Bien connue pour ses terres noires, l’Ukraine est une puissance agricole de premier rang. Sa surface agricole utile couvre 71 % du territoire dont 76 % sont classées en terres arables.
L’agriculture, un secteur stratégique pour l’économie
L’agriculture ukrainienne abrite une très grande diversité d’exploitations agricoles : des micro-exploitations de moins de 2 hectares (agriculture de subsistance) aux agro-holdings de plusieurs centaines de milliers d’hectares en passant par des entreprises agricoles familiales. Cette hétérogénéité des structures est liée à la fois à l’héritage de l’ère communiste, à la conséquence d’une décollectivisation inachevée et à la libéralisation de l’économie agricole.

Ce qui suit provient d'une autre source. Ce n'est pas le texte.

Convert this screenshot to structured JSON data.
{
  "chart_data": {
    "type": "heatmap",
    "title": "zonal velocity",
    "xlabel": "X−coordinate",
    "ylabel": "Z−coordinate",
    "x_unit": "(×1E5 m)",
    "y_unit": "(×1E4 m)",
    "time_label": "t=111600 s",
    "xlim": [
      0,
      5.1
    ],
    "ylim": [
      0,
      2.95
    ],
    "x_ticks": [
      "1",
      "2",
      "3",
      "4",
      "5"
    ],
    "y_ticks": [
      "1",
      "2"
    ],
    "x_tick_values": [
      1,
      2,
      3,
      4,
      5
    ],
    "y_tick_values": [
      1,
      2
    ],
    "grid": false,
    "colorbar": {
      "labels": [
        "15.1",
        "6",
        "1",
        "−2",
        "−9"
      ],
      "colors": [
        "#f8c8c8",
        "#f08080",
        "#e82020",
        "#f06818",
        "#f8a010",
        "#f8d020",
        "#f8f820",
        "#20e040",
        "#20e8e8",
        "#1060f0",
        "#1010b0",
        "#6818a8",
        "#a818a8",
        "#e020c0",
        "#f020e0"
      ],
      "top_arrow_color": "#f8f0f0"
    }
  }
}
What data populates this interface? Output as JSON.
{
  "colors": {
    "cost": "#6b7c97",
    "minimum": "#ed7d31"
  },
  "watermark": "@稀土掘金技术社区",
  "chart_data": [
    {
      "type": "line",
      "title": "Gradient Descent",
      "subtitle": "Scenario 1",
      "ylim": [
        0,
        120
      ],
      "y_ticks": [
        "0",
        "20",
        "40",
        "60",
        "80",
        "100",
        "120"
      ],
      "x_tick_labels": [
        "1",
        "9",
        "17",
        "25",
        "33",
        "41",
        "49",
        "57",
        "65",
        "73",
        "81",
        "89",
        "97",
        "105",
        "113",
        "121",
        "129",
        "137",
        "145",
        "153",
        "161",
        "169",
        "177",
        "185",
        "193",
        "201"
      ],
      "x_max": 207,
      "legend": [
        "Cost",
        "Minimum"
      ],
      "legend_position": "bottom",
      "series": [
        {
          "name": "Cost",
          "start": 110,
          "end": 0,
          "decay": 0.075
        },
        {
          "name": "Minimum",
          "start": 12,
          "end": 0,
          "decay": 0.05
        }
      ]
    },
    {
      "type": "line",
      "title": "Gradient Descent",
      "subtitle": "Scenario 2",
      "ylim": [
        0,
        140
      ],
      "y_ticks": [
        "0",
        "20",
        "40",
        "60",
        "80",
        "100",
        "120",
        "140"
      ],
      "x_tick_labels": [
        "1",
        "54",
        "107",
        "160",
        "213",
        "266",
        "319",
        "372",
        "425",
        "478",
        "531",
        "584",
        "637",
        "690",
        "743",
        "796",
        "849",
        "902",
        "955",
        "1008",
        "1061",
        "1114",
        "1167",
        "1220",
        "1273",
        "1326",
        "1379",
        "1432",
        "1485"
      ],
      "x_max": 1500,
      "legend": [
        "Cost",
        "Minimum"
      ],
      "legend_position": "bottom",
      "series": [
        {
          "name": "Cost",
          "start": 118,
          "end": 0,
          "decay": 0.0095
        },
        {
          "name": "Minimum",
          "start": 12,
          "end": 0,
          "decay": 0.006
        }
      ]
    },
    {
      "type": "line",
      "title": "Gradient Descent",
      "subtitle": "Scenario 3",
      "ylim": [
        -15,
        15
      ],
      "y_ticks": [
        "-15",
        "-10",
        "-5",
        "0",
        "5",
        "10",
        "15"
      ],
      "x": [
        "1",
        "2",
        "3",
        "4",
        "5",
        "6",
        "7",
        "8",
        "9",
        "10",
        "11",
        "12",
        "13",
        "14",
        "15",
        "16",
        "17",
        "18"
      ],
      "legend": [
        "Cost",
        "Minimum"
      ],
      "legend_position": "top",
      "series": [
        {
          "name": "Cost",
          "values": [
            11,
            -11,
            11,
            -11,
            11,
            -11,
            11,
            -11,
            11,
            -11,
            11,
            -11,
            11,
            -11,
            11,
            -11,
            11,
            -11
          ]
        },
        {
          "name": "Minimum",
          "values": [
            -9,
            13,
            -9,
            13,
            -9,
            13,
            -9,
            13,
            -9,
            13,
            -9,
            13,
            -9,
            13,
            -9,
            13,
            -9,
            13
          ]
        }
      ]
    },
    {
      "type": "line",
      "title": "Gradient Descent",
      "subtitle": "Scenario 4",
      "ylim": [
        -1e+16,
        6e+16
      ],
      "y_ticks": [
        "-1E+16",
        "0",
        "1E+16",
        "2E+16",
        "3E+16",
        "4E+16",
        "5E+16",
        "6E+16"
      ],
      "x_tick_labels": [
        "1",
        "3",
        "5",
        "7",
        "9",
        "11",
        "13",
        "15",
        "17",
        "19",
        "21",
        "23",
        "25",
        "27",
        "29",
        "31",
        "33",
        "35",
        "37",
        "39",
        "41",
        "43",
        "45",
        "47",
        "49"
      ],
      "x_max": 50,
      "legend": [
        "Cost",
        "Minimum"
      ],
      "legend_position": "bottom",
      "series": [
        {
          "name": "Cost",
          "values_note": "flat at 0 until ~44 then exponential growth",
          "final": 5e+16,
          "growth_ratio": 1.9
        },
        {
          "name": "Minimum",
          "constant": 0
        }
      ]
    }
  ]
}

Le foncier un sujet sensible
La succession de crises depuis l’éclatement du bloc soviétique a entraîné une inflation élevée qui ampute le pouvoir d’achat des consommateurs. « Le contexte d’instabilité maintient la production agricole dans un cadre familial sans statut juridique et avantage les grandes entreprises capables de mobiliser des capitaux étrangers. Ces crises ont toutefois mis en évidence la résilience du secteur agricole ukrainien. L’excédent commercial agricole et agroalimentaire était de l’ordre de 10 milliards d’euros en 2015 dont près de 2,5 milliards d’euros avec l’UE-28 », note l’Institut de l’élevage.
Le foncier reste par ailleurs un sujet sensible. Dès 2001, les autorités ont installé un moratoire sur le marché du foncier, toujours en vigueur en 2018. Il interdit la vente des 32 millions d’hectares de terres agricoles distribuées en 1999. Ces titres sont cependant transmissibles aux héritiers lors des successions, si bien que le pays dénombre près de 23 millions de propriétaires. Plusieurs institutions internationales plaident pour la levée du moratoire, sujet national majeur tant pour des raisons sociales qu’économiques.
En agriculture, du fait du flou sur la propriété des terres et le statut d’exploitant, il n’est pas rare de voir un agriculteur chassé par la force, ce qui crée un climat d’insécurité peu favorable aux petites et moyennes entreprises.